Storage pools on storage spaces are for providing a pool of hard drives to the OS. The purpose of this concept is to have an easy way to replace a failing hard drive or to add another drive in case of low memory in a server. Of course this approach would be rather useless in a desktop computer where only one physical hard drive sits next to the drive holding the OS.

The whole concept of storage spaces is oriented to physical drives rather than partitions. This also is why we can only add or remove a whole physical drive to a storage pool. Also because of this we can not have more than one partition on a drive that was a member of a storage pool. This partition can not be read from another OS.

To be able to use the drive with a traditional partitioning, and to add a partition that can be read from Linux we had to perform the following steps:

  • Warning: removing a drive from a storage space will irreversibly delete all data on it. To date there is no known way to recover them.
  • Made a backup of all files on the storage pool to an external drive.
  • remove that drive from the storage pool. The graphic storage space manager would not let us do this with error "Access is Denied" 0x00000005. It could however be done from an elevated powershell with this command:

    Remove-StoragePool -FriendlyName "<Name>" 
    
  • Only after that we could also remove the physical drive from the storage space.

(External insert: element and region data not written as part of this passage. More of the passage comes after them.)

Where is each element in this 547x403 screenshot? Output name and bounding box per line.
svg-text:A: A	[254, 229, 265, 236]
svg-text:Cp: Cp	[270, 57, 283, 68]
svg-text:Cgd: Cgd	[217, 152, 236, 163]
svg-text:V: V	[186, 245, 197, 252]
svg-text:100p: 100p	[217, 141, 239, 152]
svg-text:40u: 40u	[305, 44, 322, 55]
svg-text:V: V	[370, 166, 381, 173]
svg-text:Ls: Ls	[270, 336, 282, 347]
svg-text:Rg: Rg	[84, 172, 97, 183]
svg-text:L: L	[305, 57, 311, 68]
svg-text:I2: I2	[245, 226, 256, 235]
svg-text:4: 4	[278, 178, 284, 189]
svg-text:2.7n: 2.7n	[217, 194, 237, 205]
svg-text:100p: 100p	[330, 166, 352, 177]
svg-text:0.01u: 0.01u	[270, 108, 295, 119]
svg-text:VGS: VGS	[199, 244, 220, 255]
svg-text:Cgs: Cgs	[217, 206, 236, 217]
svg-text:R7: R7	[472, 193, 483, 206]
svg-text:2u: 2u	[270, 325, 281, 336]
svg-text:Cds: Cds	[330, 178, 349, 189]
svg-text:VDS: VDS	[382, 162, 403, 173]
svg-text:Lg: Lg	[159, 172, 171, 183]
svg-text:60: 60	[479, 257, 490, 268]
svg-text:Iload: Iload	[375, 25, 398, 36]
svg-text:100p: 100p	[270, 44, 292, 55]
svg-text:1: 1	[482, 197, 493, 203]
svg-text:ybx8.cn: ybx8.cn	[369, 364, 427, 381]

  • We then used the disk partitioner to create an NTFS partition using only a part of the drive and left some unpartitioned space for later use in Linux.
  • In Linux gparted was used to create an ext4 partition on that unpartitioned space but we were also able to mount and access the newly created NTFS partition.
  • We then restored the content from the backup to the NTFS partition.

Of course steps above can only be done if the storage space was used for user data only. It can not be done if Windows or part of it was stored on that storage space.